France – La Rochelle
Our trip takes us to France in August 2001. This time we choose the route via Belgium and drive along the coast via Dunkerque, Calais, Abbeville and Dieppe. Following the coastline, we pass Le Havre, Honfleur and Deauville. The rest of the way takes us via Caen, Rennes, Nantes to La Rochelle. We spend two days in Bordeaux. Then we pay a short visit to Bilbao and then drive back north via Tours and Orleans to Germany.
Honfleur is a small port town that we can reach from Le Havre over the bridge stretched far across the Seine estuary. The town has a lot of flair and is correspondingly heavily frequented, at least in the summer months.
Tourists and artists are romping around here, which unite to form a colorful mixture of peoples. The small sports and fishing port is one of the main attractions of the city. A large number of restaurants have been established that mainly offer fish dishes. A visit is extremely worthwhile, especially since all fish dishes are freshly prepared and very tasty. Honfleur has a small shopping area, where not only the French shop and stroll.
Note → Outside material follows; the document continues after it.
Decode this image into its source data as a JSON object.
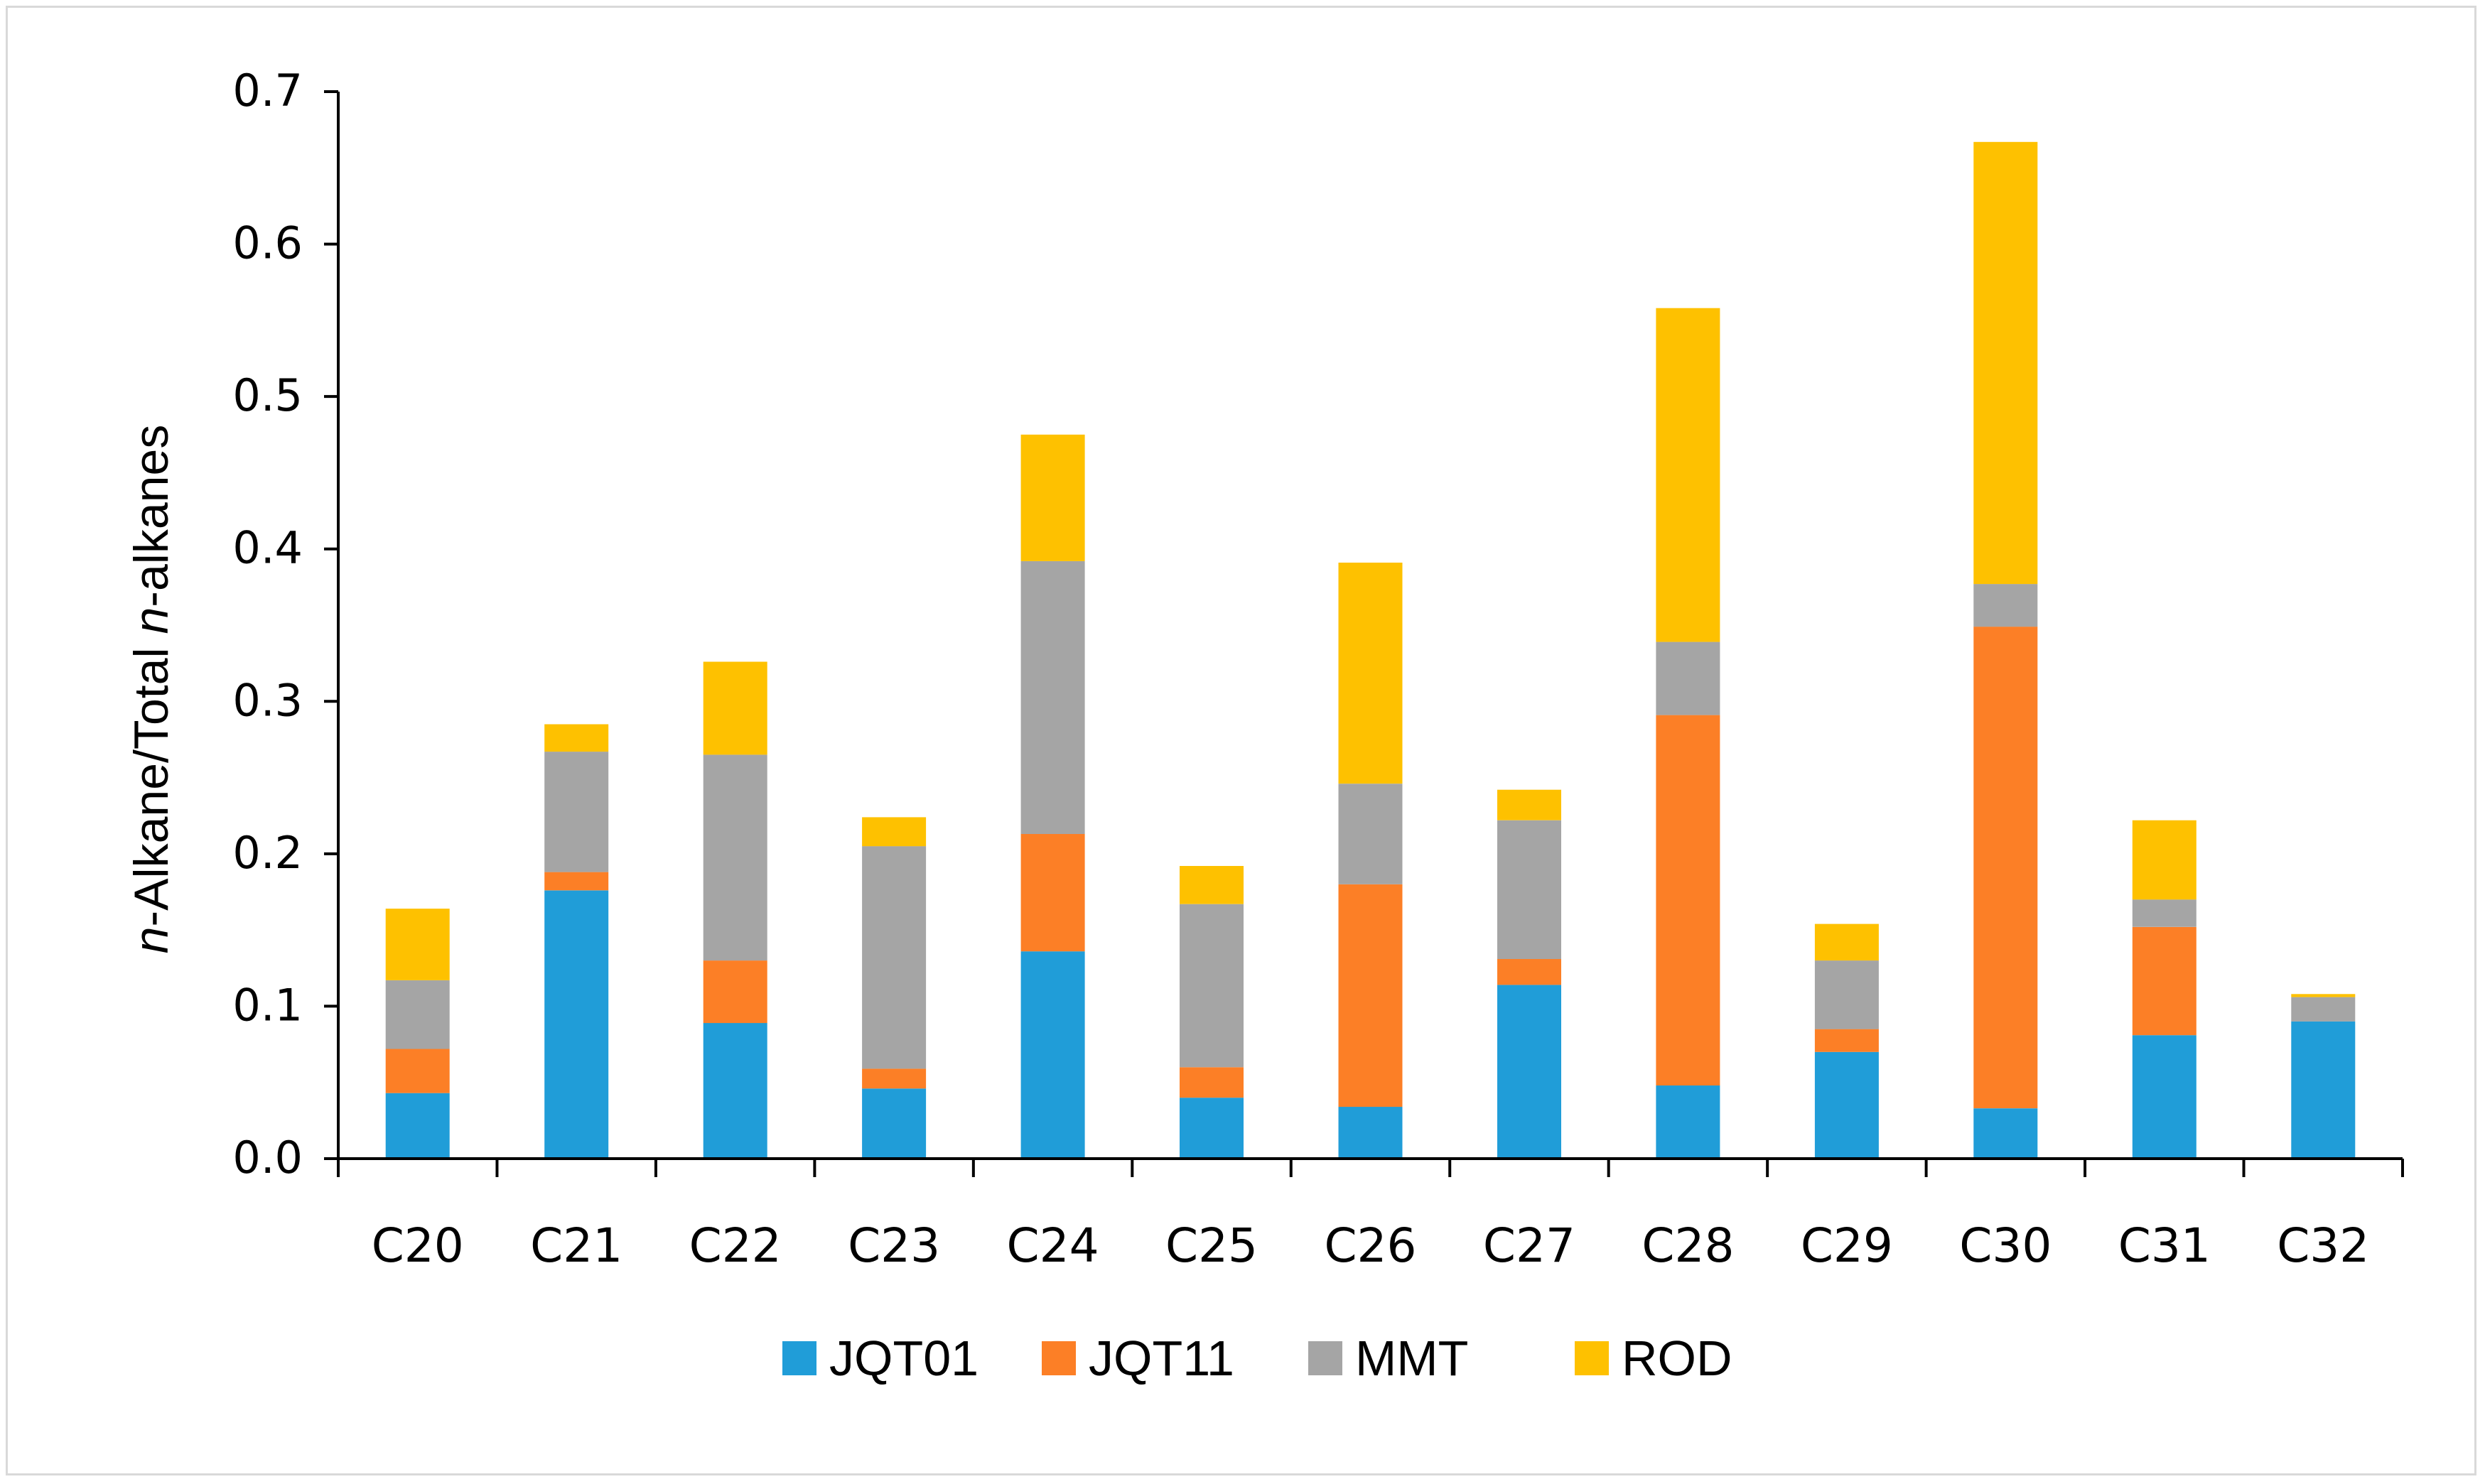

The shops, which are mainly furnished in the typical style of the country, have everything from everyday necessities to luxury items ala Cartier etc. We stay away from Honfleuer for a while, since all hotels in the city are fully booked in August. The next day we travel south and book a stay in La Rochelle for two days.
The city has a historical medieval history. This can be felt up close at almost all points in the town. We can only recommend visiting the place outside of peak travel times. Half of France appears to be storming the city in July and August.
The port of La Rochelle is extremely charming and is visited by many yachts and sailing ships. It borders directly on the old town and can be reached in a few minutes on foot. There is a lighthouse directly at the harbor, which shows the ships the right way into the harbor basin. The port used to be the meeting point for all trading activities. This has changed somewhat today. But you can still guess the breath of history in this place.
The narrow harbor entrance is flanked by a medieval fortress with two watchtowers opposite each other. In earlier times, strong iron chains were stretched between the two towers to control the incoming ships. The reinforced towers are part of an extensive city wall that is still very well preserved today. The old town is ramified and loosened up by small shops and many restaurants.
In the evening there are smaller events with jugglers and artists on the streets. If it weren’t for the many visitors dressed too touristy, one could feel transported back to the Middle Ages with the necessary imagination. Well, if we just close our eyes, the feeling might come up.
In the old town near the entrance to the harbor, we have an extensive dinner in a fish restaurant. In wonderfully warm summer weather, we enjoy the starry night with several courses of different fish specialties and French red wine. During the subsequent walk to the hotel, we decide to continue the next day. The farewell is a little difficult for us despite everything. We have made it our plan to come back again outside of the high season.